Translation validation of identified sORFs. (A) The novel identified translated sORFs contained in lncRNAs and novel transcripts have a much lower arginine frequency compared with that expected from random sequences of nucleotides, similar to annotated sORFs. (B) Schematic of the transfection construct of the eGFP-tagged sORFs. (C–E) Translational validation of CG34136, CR44101 and pncr004:X. For each of the fusions, the number of reads in the ribosome-associated RNA data of the corresponding sORF is shown in the left panel, whereas a typical image from fluorescence microscopy (DAPI: DNA; eGFP: translated sORF) and the results from the Western blot are presented in the middle and right panels, respectively. In each Western DNA, the upper panel is the α-tubulin control detected with an anti-α-tubulin antibody and the molecular weight standard corresponds to 49 kDa. The lower panel in each Western blot is the fused-sORF detected with anti-eGFP and the molecular weight standards refer to 38 kDa (top) and 28 kDa (bottom). The expected molecular weights of the sORFs are 36.6, 30.8, and 30.3 kDa, respectively. Scale bar: 2.5 µm.

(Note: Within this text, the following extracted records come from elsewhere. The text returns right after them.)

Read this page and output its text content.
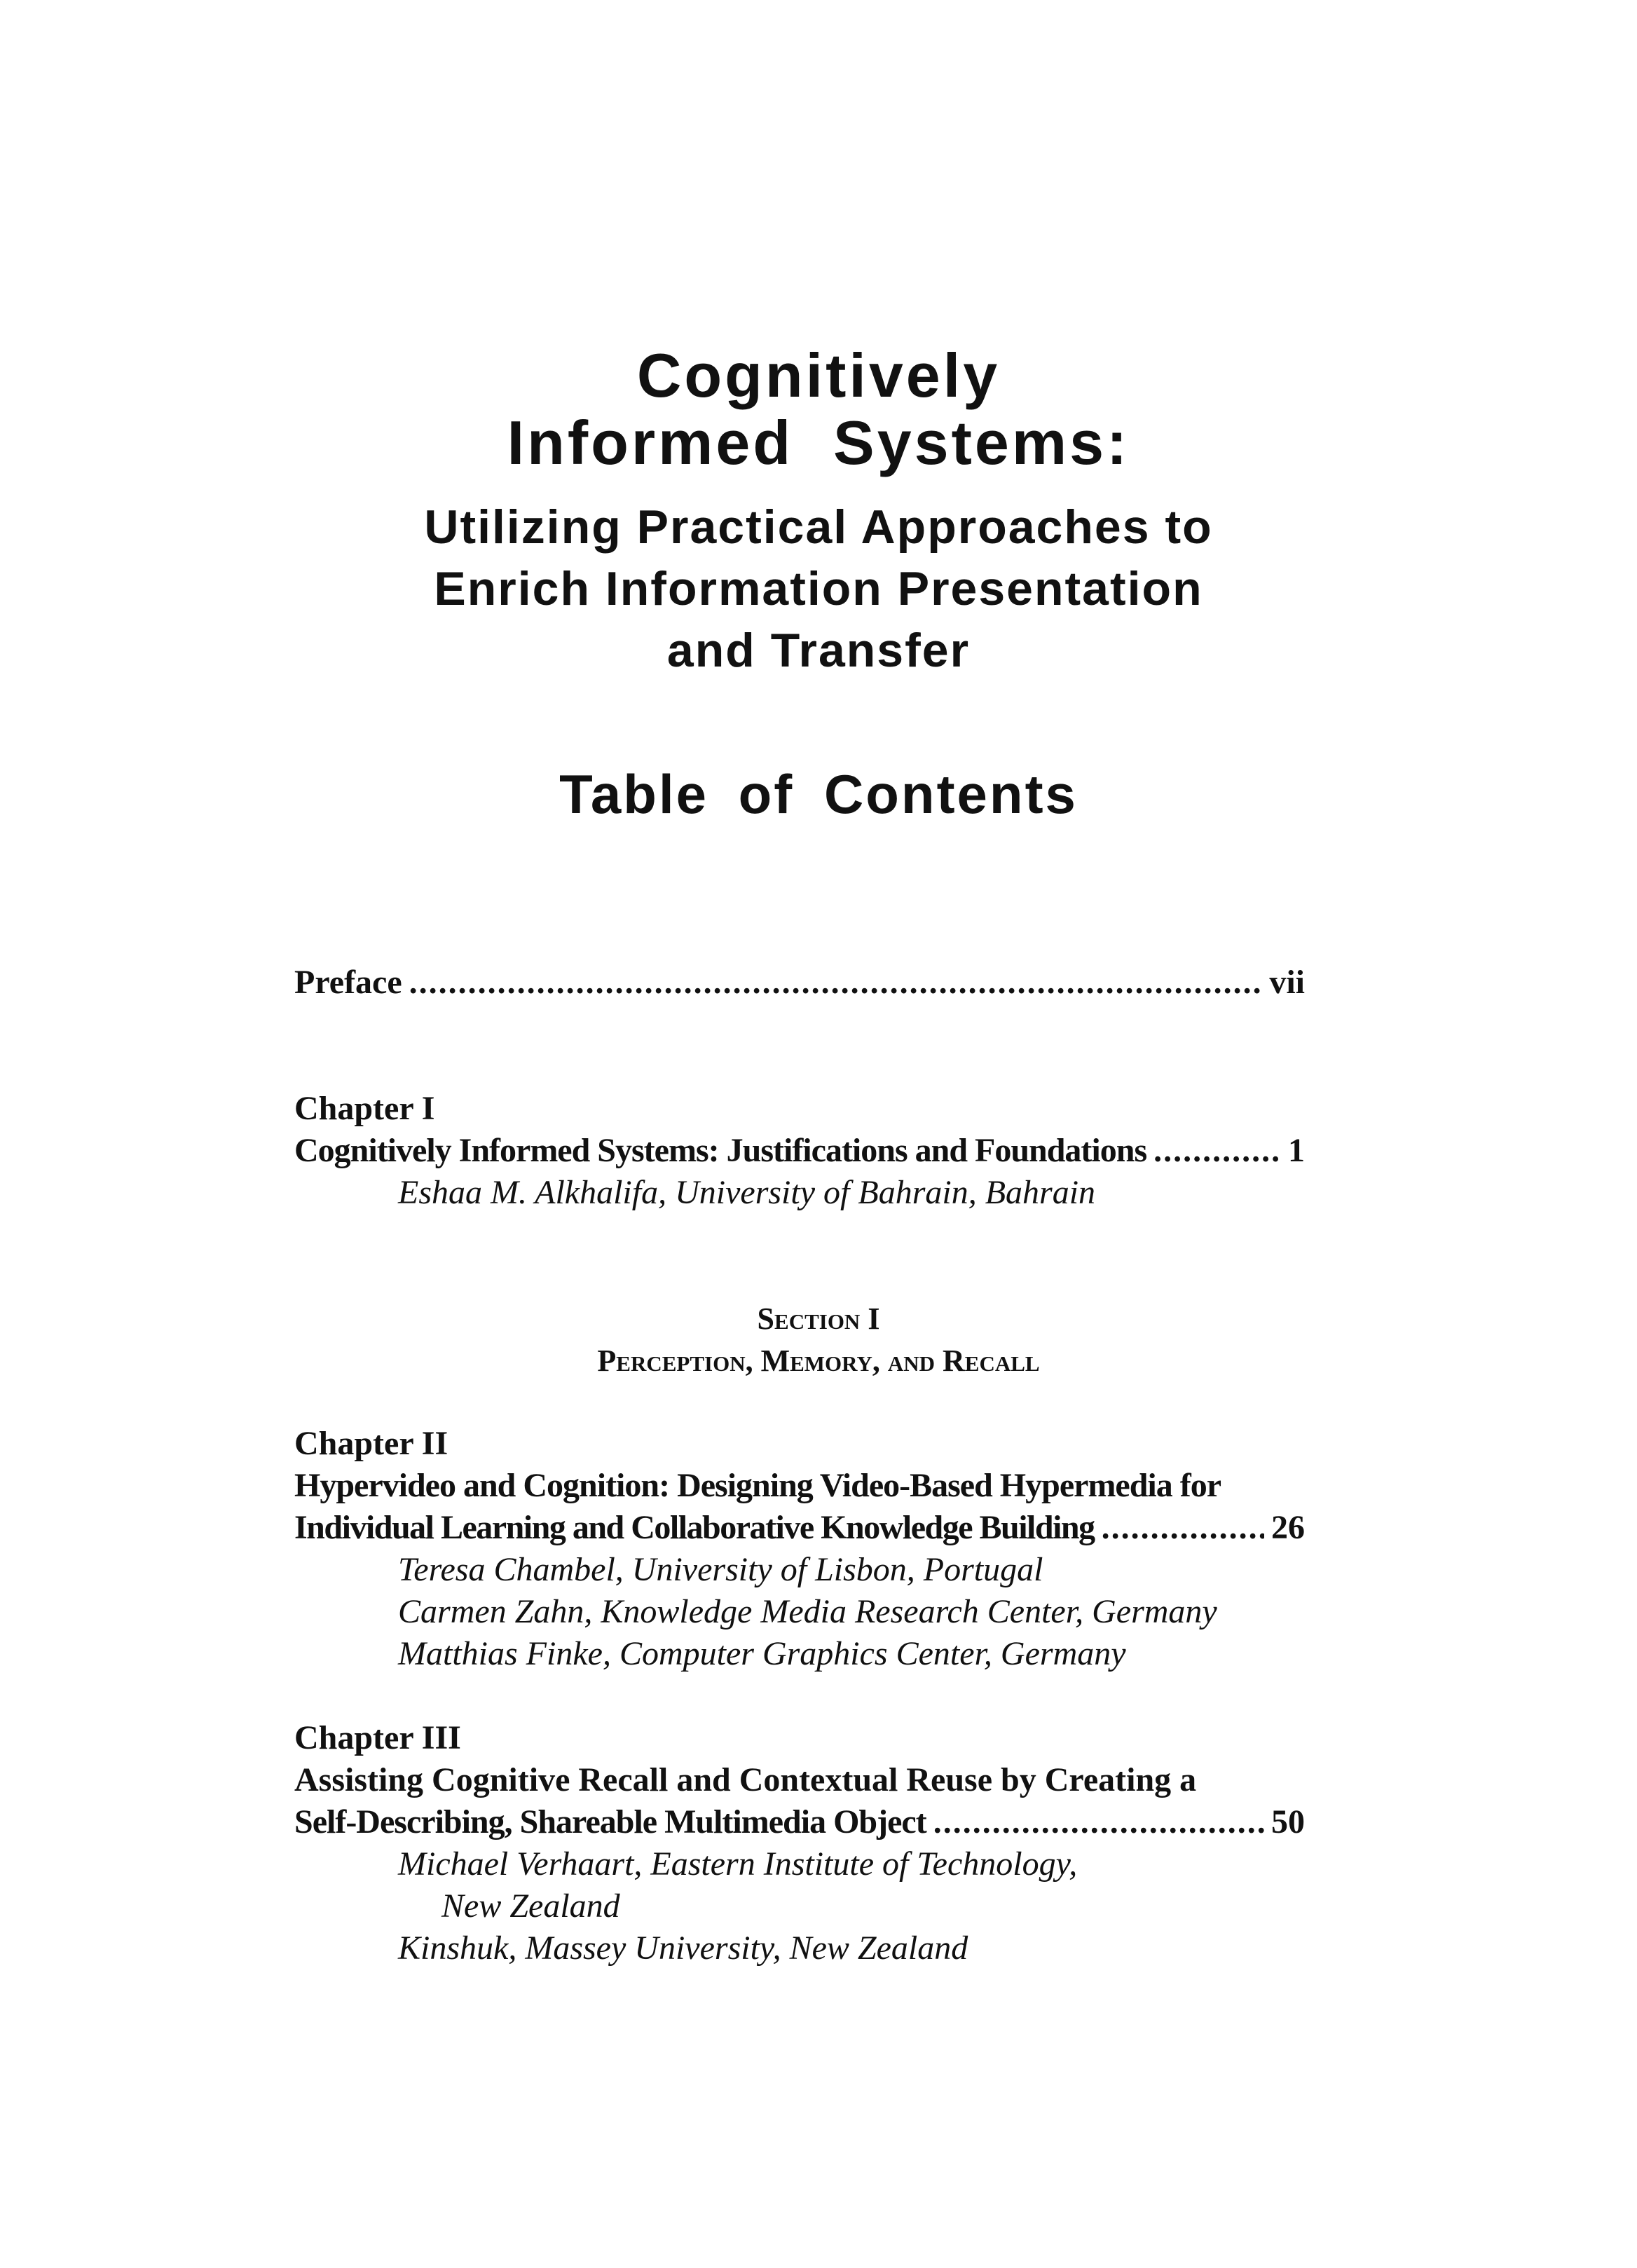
Cognitively
Informed  Systems:
Utilizing Practical Approaches to
Enrich Information Presentation
and Transfer
Table of Contents
Preface .....	vii
Chapter I
Cognitively Informed Systems: Justifications and Foundations .....	1
Eshaa M. Alkhalifa, University of Bahrain, Bahrain
Section I
Perception, Memory, and Recall
Chapter II
Hypervideo and Cognition: Designing Video-Based Hypermedia for
Individual Learning and Collaborative Knowledge Building .....	26
Teresa Chambel, University of Lisbon, Portugal
Carmen Zahn, Knowledge Media Research Center, Germany
Matthias Finke, Computer Graphics Center, Germany
Chapter III
Assisting Cognitive Recall and Contextual Reuse by Creating a
Self-Describing, Shareable Multimedia Object .....	50
Michael Verhaart, Eastern Institute of Technology,
New Zealand
Kinshuk, Massey University, New Zealand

To provide additional support for this translational capacity, we examined the ability of 23 randomly selected sORFs, including 15 annotated sORFs without evidence for translation, 4 sORFs in lncRNAs, and 4 sORFs in novel transcripts, to be translated in Drosophila S2R+ cells (Supplementary Table S3). We generated eGFP-fusion vectors that contained all of the translation-related elements of the sORF, including the 5′UTR and 3′UTR, together with the enhanced green fluorescent protein (eGFP) coding sequence (CDS) in-frame following the sORF (Fig. 4B). Thus, translation of this eGFP-tagged sORF would produce an eGFP-fusion protein, for which we examined using Western blotting and fluorescence microscopy. Overall, we found that 22 of the 23 candidates were well translated (Fig. 4C–E and Supplementary Fig. S6). Of these, 3 were clearly localized in both the nucleus and cytoplasm as observed with eGFP control (Supplementary Fig. S6), while the other 19 were mainly localized in cytoplasm (Fig. 4C–E and Supplementary Fig. S6). Of note though, the cytoplasmic localization did not appear to be the same for all of the fusions, with some enriched in a single, large subsection of the cytoplasm (Fig. 4C and Supplementary Fig. S6d, e, h, i, s), others with a more punctate distribution scattered throughout the cytoplasm (Fig. 4D and Supplementary Fig. S6c, f, g, o), and others with a more uniform distribution within the cytoplasm except for punctate locations (Fig. 4E and Supplementary Fig. S6f, l, m, n, p, q, t, u). Such a wide range of localizations is thus likely owing to the sORF-encoded peptide and not the eGFP, since the latter is present in all of the fusions (Supplementary Fig. S6b). Taken together, these results indicate that most of the identified translated sORFs could indeed be translated into peptides in vivo.

4. Conclusion

In this study, we provide the first genome-wide annotation of the translated sORFs population that is present during the very early stages of Drosophila embryogenesis, thus setting the stage for detailed characterizations of their functions during this fundamental biological process. The 399 sORFs identified here significantly expands the population of known sORFs in this model organism, which we anticipate will aid in future bioinformatics approaches for de novo predictions of sORFs both in Drosophila, as well as in much less well studied organisms, such as humans., Determining if their translation is indeed as complex as the longer ORFs, or if they form and evolve by mechanisms distinct from their longer counterparts, or indeed if their spectrums of biological functions are as diverse as the longer ORFs will be fascinating to now resolve.

5. Availability

RNA-seq data have been submitted to the EMBL with the accession numbers E-MTAB-4571.